Pour Kiev, c'est un cauchemar redouté de longue date qui devient réalité. Le gigantesque barrage hydroélectrique de Kakhovka, dans la région de Kherson dans le sud de l'Ukraine, a été détruit dans la nuit de lundi à mardi, provoquant d'importants risques d'inondations. Selon des responsables ukrainiens, plusieurs villages sont déjà inondés. Si l'Ukraine et la Russie se renvoient la responsabilité de la catastrophe, les autorités ukrainiennes craignaient depuis des mois que ce scénario ne se réalise sur ce site qui se trouve dans une région partiellement sous contrôle des forces russes.
Dès le mois d'octobre, Kiev affirmait que les autorités russes d'occupation disposaient du contrôle total du barrage, après en avoir expulsé les employés ukrainiens, et se préparaient à une attaque. Elle avait alors accusé les Russes d'avoir miné le site, ce qu'ils avaient nié, et avait réclamé une mission d'observation internationale pour le surveiller.
"Catastrophe historique"
Le président ukrainien Volodymyr Zelensky s'était inquiété le 20 octobre 2022 devant le Conseil de l'Union européenne d'une possible explosion du barrage, estimant que "plus de 80 localités, dont Kherson, se retrouveront dans la zone d'inondation rapide". "Cela pourrait détruire l'approvisionnement en eau d'une grande partie du sud de l'Ukraine" et affecter le refroidissement des réacteurs de la centrale nucléaire de Zaporijjia, qui puise son eau dans ce lac artificiel de 18 millions de mètres cubes, mettait-il en garde. "Les conséquences environnementales, humanitaires et humaines dévastatrices de cette seule attaque terroriste russe pourraient être telles que l'on parlera de catastrophe historique", avait assuré le dirigeant.

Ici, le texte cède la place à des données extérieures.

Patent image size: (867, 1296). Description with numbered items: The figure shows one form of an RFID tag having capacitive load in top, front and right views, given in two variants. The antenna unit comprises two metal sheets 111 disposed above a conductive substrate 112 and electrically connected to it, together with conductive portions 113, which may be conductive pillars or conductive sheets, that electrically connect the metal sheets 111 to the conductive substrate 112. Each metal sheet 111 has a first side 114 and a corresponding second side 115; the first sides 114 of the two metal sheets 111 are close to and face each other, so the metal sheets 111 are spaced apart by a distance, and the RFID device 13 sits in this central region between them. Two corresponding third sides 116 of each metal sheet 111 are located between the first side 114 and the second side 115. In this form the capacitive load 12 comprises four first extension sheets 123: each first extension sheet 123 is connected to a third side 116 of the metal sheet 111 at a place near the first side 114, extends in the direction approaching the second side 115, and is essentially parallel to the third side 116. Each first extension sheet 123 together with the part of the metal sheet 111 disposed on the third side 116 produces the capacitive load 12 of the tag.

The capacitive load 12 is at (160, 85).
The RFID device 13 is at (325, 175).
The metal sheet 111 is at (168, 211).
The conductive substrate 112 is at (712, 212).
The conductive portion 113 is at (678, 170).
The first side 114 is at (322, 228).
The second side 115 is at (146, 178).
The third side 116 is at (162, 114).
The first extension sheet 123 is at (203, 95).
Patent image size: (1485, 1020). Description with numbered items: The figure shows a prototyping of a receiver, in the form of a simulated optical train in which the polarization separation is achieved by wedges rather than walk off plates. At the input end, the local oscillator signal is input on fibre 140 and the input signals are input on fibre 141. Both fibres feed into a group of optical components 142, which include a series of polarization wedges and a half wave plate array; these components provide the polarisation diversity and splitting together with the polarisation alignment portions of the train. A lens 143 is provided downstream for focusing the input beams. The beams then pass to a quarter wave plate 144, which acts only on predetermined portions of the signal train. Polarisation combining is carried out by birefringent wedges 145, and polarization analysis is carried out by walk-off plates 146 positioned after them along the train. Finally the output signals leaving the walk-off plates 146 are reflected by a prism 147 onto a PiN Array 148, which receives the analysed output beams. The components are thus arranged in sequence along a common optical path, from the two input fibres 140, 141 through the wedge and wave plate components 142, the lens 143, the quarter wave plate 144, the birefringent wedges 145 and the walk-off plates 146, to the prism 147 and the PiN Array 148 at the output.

"En cas de destruction du barrage (...) le canal de Crimée du Nord disparaîtra tout simplement", et ce serait "une catastrophe à grande échelle", avait-il également prédit quelques heures plus tard dans l'une de ses allocutions quotidiennes, estimant qu'une telle attaque "sera assimilée à l'utilisation d'armes de destruction massive".
Construit en 1956, pendant la période soviétique, le barrage hydroélectrique de Kakhovka permet en effet d'envoyer de l'eau dans le canal de Crimée du Nord, qui part du sud de l'Ukraine et traverse toute la péninsule de Crimée. En amont de l'ouvrage se trouve le réservoir de Kakhovka, une retenue d'eau artificielle formée sur le cours du Dniepr, longue de 240 km et jusqu'à 23 km de large.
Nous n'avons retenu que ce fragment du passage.